On Thu, 08 Feb 2001, you wrote:
> Greetings,
[snip]
> Toby suggested using $! to capture the PID of the Java process launched in the
> background. While I dont think this will work in the init.d/jboss script it will
> work by adding it to $JBOSS_HOME/bin/run.sh , if that script is run in the
> background.
And if you run the java command in the background... otherwise you won't get
the PID until the process finishes, when it won't be much use to you.
> Tom pointed out that jboss does its own logging and thus it is redundant to
create > an additional log file. However, I believe it is best , when launching
jboss as an > init daemon, to run it in the background. This avoids potential
hang problems at > boot time, I think, since daemon wont get a return signal
from run.sh if it starts > it in the foreground.

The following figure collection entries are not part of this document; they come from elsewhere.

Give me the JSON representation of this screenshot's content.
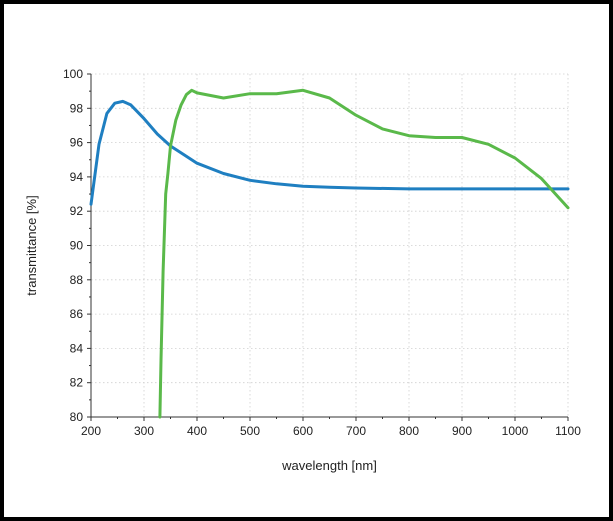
{
  "chart_data": {
    "type": "line",
    "title": "",
    "xlabel": "wavelength [nm]",
    "ylabel": "transmittance [%]",
    "xlim": [
      200,
      1100
    ],
    "ylim": [
      80,
      100
    ],
    "x_ticks": [
      200,
      300,
      400,
      500,
      600,
      700,
      800,
      900,
      1000,
      1100
    ],
    "y_ticks": [
      80,
      82,
      84,
      86,
      88,
      90,
      92,
      94,
      96,
      98,
      100
    ],
    "grid": true,
    "legend": "none",
    "series": [
      {
        "color": "#1f7fc1",
        "x": [
          200,
          215,
          230,
          245,
          260,
          275,
          300,
          325,
          350,
          375,
          400,
          450,
          500,
          550,
          600,
          650,
          700,
          800,
          900,
          1000,
          1100
        ],
        "y": [
          92.4,
          95.9,
          97.7,
          98.3,
          98.4,
          98.2,
          97.4,
          96.5,
          95.8,
          95.3,
          94.8,
          94.2,
          93.8,
          93.6,
          93.45,
          93.4,
          93.35,
          93.3,
          93.3,
          93.3,
          93.3
        ]
      },
      {
        "color": "#5ab94a",
        "x": [
          330,
          332,
          336,
          341,
          345,
          350,
          360,
          370,
          380,
          390,
          400,
          450,
          500,
          550,
          600,
          650,
          700,
          750,
          800,
          850,
          900,
          950,
          1000,
          1050,
          1100
        ],
        "y": [
          80,
          83.3,
          88.5,
          93.0,
          94.2,
          95.8,
          97.3,
          98.2,
          98.8,
          99.05,
          98.9,
          98.6,
          98.85,
          98.85,
          99.05,
          98.6,
          97.6,
          96.8,
          96.4,
          96.3,
          96.3,
          95.9,
          95.1,
          93.9,
          92.2
        ]
      }
    ]
  }
}
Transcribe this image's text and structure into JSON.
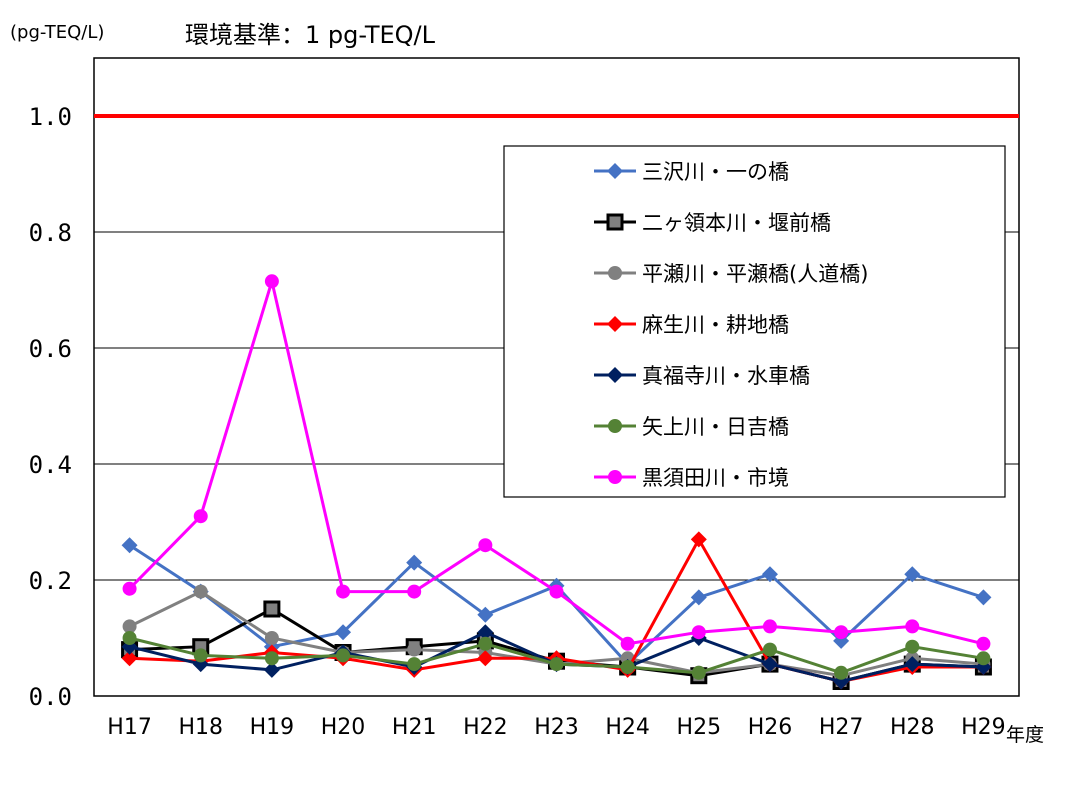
{
  "unit_label": "(pg-TEQ/L)",
  "standard_label": "環境基準：1 pg-TEQ/L",
  "x_unit": "年度",
  "chart_data": {
    "type": "line",
    "categories": [
      "H17",
      "H18",
      "H19",
      "H20",
      "H21",
      "H22",
      "H23",
      "H24",
      "H25",
      "H26",
      "H27",
      "H28",
      "H29"
    ],
    "y_ticks": [
      "0.0",
      "0.2",
      "0.4",
      "0.6",
      "0.8",
      "1.0"
    ],
    "ylim": [
      0,
      1.1
    ],
    "grid": true,
    "legend_position": "top-right",
    "reference_line": {
      "value": 1.0,
      "color": "#FF0000"
    },
    "series": [
      {
        "name": "三沢川・一の橋",
        "color": "#4472C4",
        "marker": "diamond",
        "values": [
          0.26,
          0.18,
          0.085,
          0.11,
          0.23,
          0.14,
          0.19,
          0.055,
          0.17,
          0.21,
          0.095,
          0.21,
          0.17
        ]
      },
      {
        "name": "二ヶ領本川・堰前橋",
        "color": "#000000",
        "marker": "square",
        "values": [
          0.08,
          0.085,
          0.15,
          0.075,
          0.085,
          0.095,
          0.06,
          0.05,
          0.035,
          0.055,
          0.025,
          0.055,
          0.05
        ]
      },
      {
        "name": "平瀬川・平瀬橋(人道橋)",
        "color": "#808080",
        "marker": "circle",
        "values": [
          0.12,
          0.18,
          0.1,
          0.075,
          0.08,
          0.075,
          0.055,
          0.065,
          0.04,
          0.055,
          0.035,
          0.065,
          0.055
        ]
      },
      {
        "name": "麻生川・耕地橋",
        "color": "#FF0000",
        "marker": "diamond",
        "values": [
          0.065,
          0.06,
          0.075,
          0.065,
          0.045,
          0.065,
          0.065,
          0.045,
          0.27,
          0.055,
          0.025,
          0.05,
          0.05
        ]
      },
      {
        "name": "真福寺川・水車橋",
        "color": "#002060",
        "marker": "diamond",
        "values": [
          0.085,
          0.055,
          0.045,
          0.075,
          0.05,
          0.11,
          0.055,
          0.05,
          0.1,
          0.055,
          0.025,
          0.055,
          0.05
        ]
      },
      {
        "name": "矢上川・日吉橋",
        "color": "#548235",
        "marker": "circle",
        "values": [
          0.1,
          0.07,
          0.065,
          0.07,
          0.055,
          0.09,
          0.055,
          0.05,
          0.04,
          0.08,
          0.04,
          0.085,
          0.065
        ]
      },
      {
        "name": "黒須田川・市境",
        "color": "#FF00FF",
        "marker": "circle",
        "values": [
          0.185,
          0.31,
          0.715,
          0.18,
          0.18,
          0.26,
          0.18,
          0.09,
          0.11,
          0.12,
          0.11,
          0.12,
          0.09
        ]
      }
    ]
  }
}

I still thing it's bad to have two files logging the same thing. If you want
to start it in the background, redirect to /dev/null; it's what it's there for.
> Finally I propose that run.sh do a test for the type of JDK, since it seems
that > SUN jdk1.3's java recognizes the "-server" switch, but IBM's does not.
Agreed. Compaq's JDK also does not support this switch.
[snip]
> elif [ "$1" = "stop" ] ; then
> shift
> kill -9 $(cat /var/run/jboss.pid)
I agree with Toby on this, it is not portable... in fact I can't find a shell
in which it works. This syntax is for environment variables, what you are
looking for is
kill -9 `cat /var/run/jboss.pid`
note that backwards single quotes.
Other than that, it's looking very handy indeed.